Marcion was the first to introduce a Christian canon. His canon consisted of only eleven books, grouped into two sections: the Evangelikon, a shorter version of the Gospel of Luke, and the Apostolikon, a selection of ten epistles of Paul the Apostle, which were also slightly shorter than the canonical text. Early Christians such as Irenaeus, Tertullian, and Epiphanius claimed that Marcion's editions of Luke and the Pauline epistles were intentionally edited by Marcion to match his theological views, and many modern scholars agree. However, some scholars argue that Marcion's texts were not substantially edited by him, and may in some respects represent an earlier version of these texts than the canonical versions.

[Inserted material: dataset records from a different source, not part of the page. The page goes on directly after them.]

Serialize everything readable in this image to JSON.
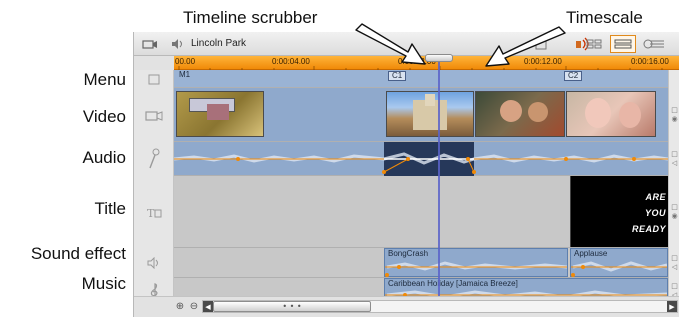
{
  "callouts": {
    "timeline_scrubber": "Timeline scrubber",
    "timescale": "Timescale"
  },
  "row_labels": {
    "menu": "Menu",
    "video": "Video",
    "audio": "Audio",
    "title": "Title",
    "sound_effect": "Sound effect",
    "music": "Music"
  },
  "toolbar": {
    "project_name": "Lincoln Park"
  },
  "ruler": {
    "ticks": [
      "00.00",
      "0:00:04.00",
      "0:00:08.00",
      "0:00:12.00",
      "0:00:16.00"
    ]
  },
  "menu_track": {
    "chapters": [
      "M1",
      "C1",
      "C2"
    ]
  },
  "title_track": {
    "lines": [
      "ARE",
      "YOU",
      "READY"
    ]
  },
  "sound_effect_track": {
    "clips": [
      "BongCrash",
      "Applause"
    ]
  },
  "music_track": {
    "clips": [
      "Caribbean Holiday [Jamaica Breeze]"
    ]
  },
  "scrollbar": {
    "grip": "• • •"
  },
  "colors": {
    "ruler": "#f49a1a",
    "clip_blue": "#8aa8cf",
    "playhead": "#5b63c9",
    "active_view": "#e08a1c"
  }
}
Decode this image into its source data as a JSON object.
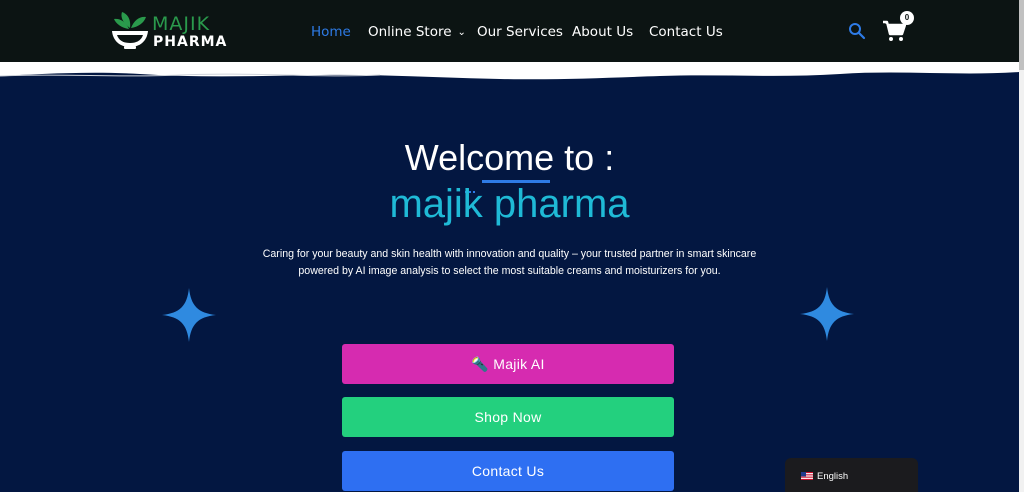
{
  "header": {
    "logo": {
      "line1": "MAJIK",
      "line2": "PHARMA"
    },
    "nav": [
      {
        "label": "Home",
        "active": true
      },
      {
        "label": "Online Store",
        "has_dropdown": true
      },
      {
        "label": "Our Services"
      },
      {
        "label": "About Us"
      },
      {
        "label": "Contact Us"
      }
    ],
    "cart_count": "0",
    "icons": [
      "search-icon",
      "shopping-cart-icon",
      "chevron-down-icon"
    ]
  },
  "hero": {
    "title": "Welcome to :",
    "subtitle": "majik pharma",
    "description": "Caring for your beauty and skin health with innovation and quality – your trusted partner in smart skincare powered by AI image analysis to select the most suitable creams and moisturizers for you."
  },
  "buttons": {
    "ai": "🔦 Majik AI",
    "shop": "Shop Now",
    "contact": "Contact Us"
  },
  "language": {
    "label": "English",
    "flag": "us-flag-icon"
  },
  "colors": {
    "header_bg": "#0c1413",
    "hero_bg": "#031741",
    "accent_blue": "#2e7be6",
    "subtitle_cyan": "#1fbad6",
    "ai_button": "#d62bb0",
    "shop_button": "#23d07e",
    "contact_button": "#2e6ff2"
  }
}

Like the Gospel of Mark, the gospel used by Marcion did not contain elements relating to Jesus' birth and childhood. Interestingly, it did contain some Jewish elements, and material that challenged Marcion's ditheism—a fact that was exploited by early Christians in their polemics against Marcion.
The centrality of the Pauline epistles in Marcion's canon reflects the fact that Marcion considered Paul to be the correct interpreter and transmitter of Jesus' teachings, in contrast to the Twelve Disciples and the early Jerusalem church.
Gnosticism
Marcion is sometimes described as a Gnostic philosopher. In some essential respects, Marcion proposed ideas which aligned well with Gnostic thought. Like the Gnostics, he believed that Jesus was essentially a divine spirit who appeared to human beings in human form, but did not actually take on a fleshly human body.However, Marcionism conceptualizes God in a way which cannot be reconciled with broader Gnostic thought. For Gnostics, some human beings are born with a small piece of God's soul lodged within their spirit. God is thus intimately connected to and part of his creation. Salvation lies in turning away from the physical world and embracing the godlike qualities within oneself. Marcion, by contrast, held that the Heavenly Father was an utterly alien god; he had no part in making the world, nor any connection with it.